Выбрать главу

Вот только — при чем тут сценарии? Хотя что-то там, кажется, было… Была тесная комнатка, в ней тахта — этакий пружинный матрасище на козликах, — были свечи на пианино, так и не зажженные, ибо не велено. И вместо них — голубоватый свет ночника, и белые Вилькины пальцы, хищно присогнутые над клавишами, как бы нацеленные вырвать за раз целую горсть звуков.

— Вон ты о чем! — говорю я.

Да-да, это уже под конец, уже часа в три, когда веселье угасает, танцы поднадоели, а в открытую форточку выманывающе долетает то чей-то смешок с улицы, то нестройная песня, и все решают пройтись, девчонки уже разбирают плащики… Само собой, хохот, тысяча недоразумений. И тут вот в дверях вырастает Вилька, звучным, полным своим голосом перекрывает галдеж: «Внимание, господа! Для оставшихся будет играть Виль Зуев, Советский Союз!»

Он был девчачий кумир и красавчик, наш Виля. И Зойка тут же, конечно, осталась. И Милка осталась, и я покорно потащился за нею, плюхнулся на тахту… И Шафига, и Зорик, и все в конце концов набились в Зойкину комнатку, как сельди в бочку. Вилька, погасив свет, чтоб все было как на концерте, сыграл нам сперва нечто короткое и бравурное, а потом долгое и печальное.

И опять все болтали, острили, хохотали. Зойка притащила бумагу, все стали сочинять афишу нашего фильма, понаписали много глупостей. Постановщиком там значился, естественно, Вилька, автором сценария я, в главной роли — наша красотка Шафига Шарипова, заслуженная актриса Татарской и прочих республик. И Петька тоже чего-то там рисовал, вякал не очень для нас лестное, за что Шафига лупила его по шее, а он блаженно улыбался…

— Конечно, — радостно говорю я, — конечно, помню! И афишу, и…

И осекаюсь, сообразив, что у нас же с ним спор, он доказывает, будто ничего так и не вышло из наших тогдашних мечтаний, и эта афиша, следовательно, еще очко в его пользу, так как я не пишу сценариев, Виль наш спивается где-то в провинции актеришкой без речей, а Шафига и вовсе, кажется, погибла.

— Да, было времечко! — вздыхаю примирительно. — Ну, дурачки, ну, мечтали, хвастали… Так разве в семнадцать не положено быть хвастунами?

— В семнадцать-то…

— Брось, Петька! — говорю я. — Лучше давай выпьем. За всех, кто там был! За нас!

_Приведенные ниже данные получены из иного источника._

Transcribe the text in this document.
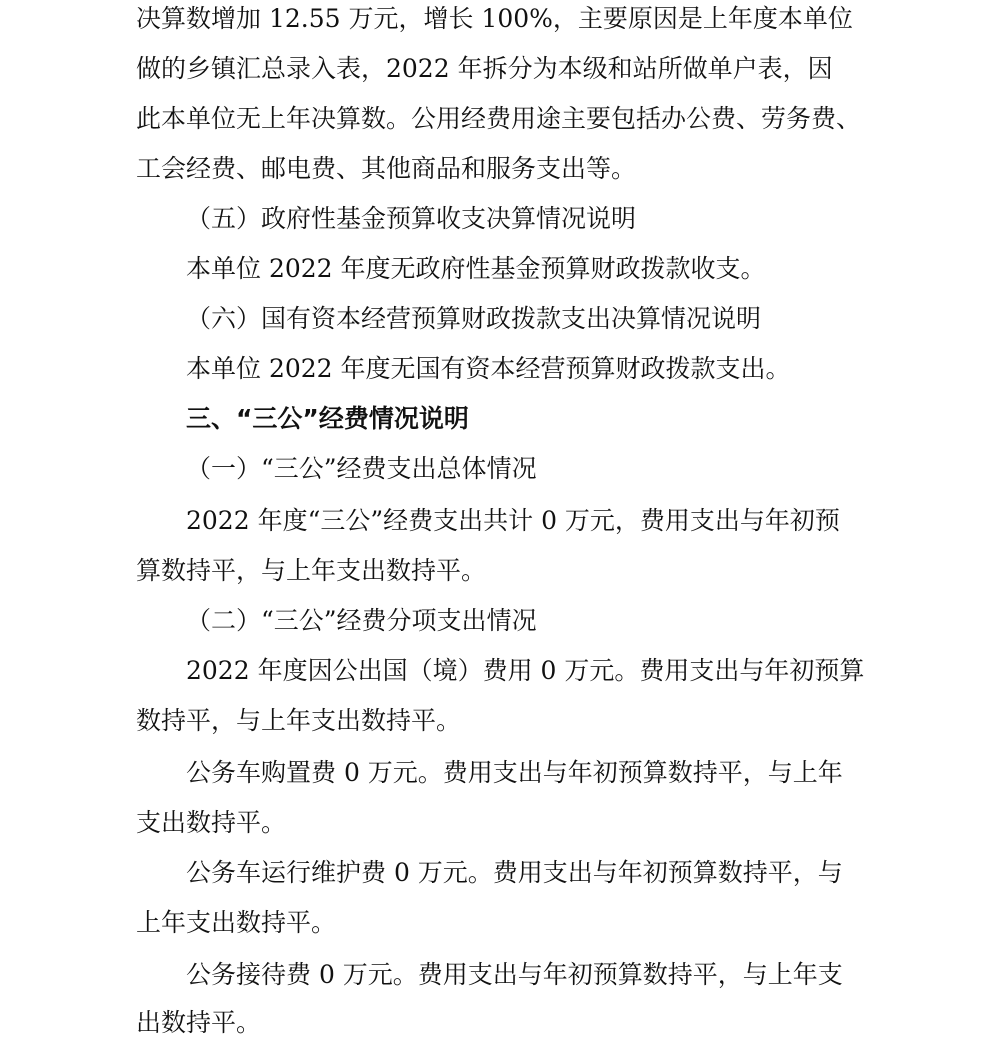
决算数增加 12.55 万元，增长 100%，主要原因是上年度本单位
做的乡镇汇总录入表，2022 年拆分为本级和站所做单户表，因
此本单位无上年决算数。公用经费用途主要包括办公费、劳务费、
工会经费、邮电费、其他商品和服务支出等。
（五）政府性基金预算收支决算情况说明
本单位 2022 年度无政府性基金预算财政拨款收支。
（六）国有资本经营预算财政拨款支出决算情况说明
本单位 2022 年度无国有资本经营预算财政拨款支出。
三、“三公”经费情况说明
（一）“三公”经费支出总体情况
2022 年度“三公”经费支出共计 0 万元，费用支出与年初预
算数持平，与上年支出数持平。
（二）“三公”经费分项支出情况
2022 年度因公出国（境）费用 0 万元。费用支出与年初预算
数持平，与上年支出数持平。
公务车购置费 0 万元。费用支出与年初预算数持平，与上年
支出数持平。
公务车运行维护费 0 万元。费用支出与年初预算数持平，与
上年支出数持平。
公务接待费 0 万元。费用支出与年初预算数持平，与上年支
出数持平。
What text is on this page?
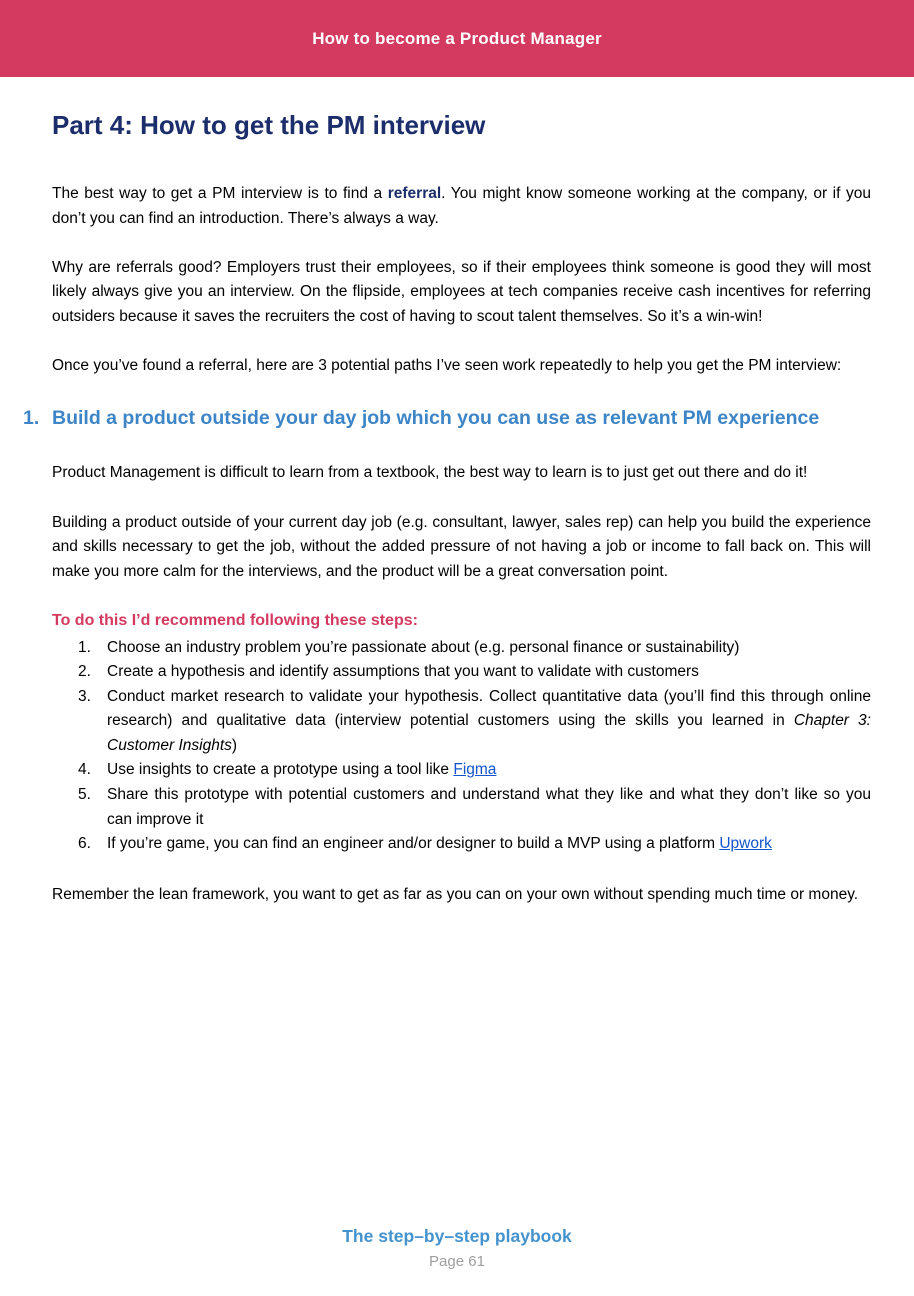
How to become a Product Manager
Part 4: How to get the PM interview

The best way to get a PM interview is to find a referral. You might know someone working at the company, or if you don’t you can find an introduction. There’s always a way.

Why are referrals good? Employers trust their employees, so if their employees think someone is good they will most likely always give you an interview. On the flipside, employees at tech companies receive cash incentives for referring outsiders because it saves the recruiters the cost of having to scout talent themselves. So it’s a win-win!

Once you’ve found a referral, here are 3 potential paths I’ve seen work repeatedly to help you get the PM interview:

1. Build a product outside your day job which you can use as relevant PM experience

Product Management is difficult to learn from a textbook, the best way to learn is to just get out there and do it!

Building a product outside of your current day job (e.g. consultant, lawyer, sales rep) can help you build the experience and skills necessary to get the job, without the added pressure of not having a job or income to fall back on. This will make you more calm for the interviews, and the product will be a great conversation point.

To do this I’d recommend following these steps:

1.	Choose an industry problem you’re passionate about (e.g. personal finance or sustainability)
2.	Create a hypothesis and identify assumptions that you want to validate with customers
3.	Conduct market research to validate your hypothesis. Collect quantitative data (you’ll find this through online research) and qualitative data (interview potential customers using the skills you learned in Chapter 3: Customer Insights)
4.	Use insights to create a prototype using a tool like Figma
5.	Share this prototype with potential customers and understand what they like and what they don’t like so you can improve it
6.	If you’re game, you can find an engineer and/or designer to build a MVP using a platform Upwork

Remember the lean framework, you want to get as far as you can on your own without spending much time or money.

The step–by–step playbook
Page 61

— За всех? — он как-то сомнительно хмыкает, но пьет, и мы с минуту молча оглядываем стол, соображая, чем бы притушить хмельное тепло, растекающееся в подвздошье.

— Эх, хорошо!

Сидим мы с ним в старой гостинице на ресторанной веранде. Ветерок шевелит над нами полосатый парусиновый тент. Веранда эта — шестой этаж громадного дома, и, как ни разросся в мое отсутствие наш городок, отсюда он по-прежнему виден, будто весь на ладони. И еще видно солнце, стекающее багровою каплей в фиолетовые холмы у горизонта, и светлое еще море, и сумерки, густеющие, точно кисель, под кронами молодых софор приморского парка. Все явственней слышен йодистый запашок выброшенных штормом и подгнивающих на берегу водорослей.

Мне хочется расспросить его об этом шторме и еще каких-нибудь пустяках. Ну, скажем, до сих ли пор ловятся бычки на камнях и на что ловятся? Ведь это — черт подери! — та самая веранда, и город тот самый, и море…

Я жил здесь всего два года, потом не был почти четверть века, да и приехал лишь на неделю. Но те два года значили для меня столько, что было бы обидно не ощутить, не увезти опять чего-то тогдашнего. А ощутить все не удавалось.

Не слишком обремененный делами, с которыми приехал, я шлялся по улицам, приглядывался к домам, прислушивался к горластым дворам, увешанным постирушками, усыпанным чумазой ребятней; на закате брел далеко в степь, давно уже выгоревшую, мутную у горизонта. И все мне было что-то не то. Я задыхался, солоноватая белесая пыль щекотала горло, воздух был сух и горяч даже ночью. А ведь нигде в мире не дышалось мне так легко, нигде влажный ветер не наполнял грудь такою сладкой тревогой, как здесь когда-то. И говори не говори, что ты, мол, здесь ни при чем, это просто море мелеет и отступает, и с каждым годом дыхание его в городе чувствуется все глуше; говори не говори — а все-таки как-то обидно.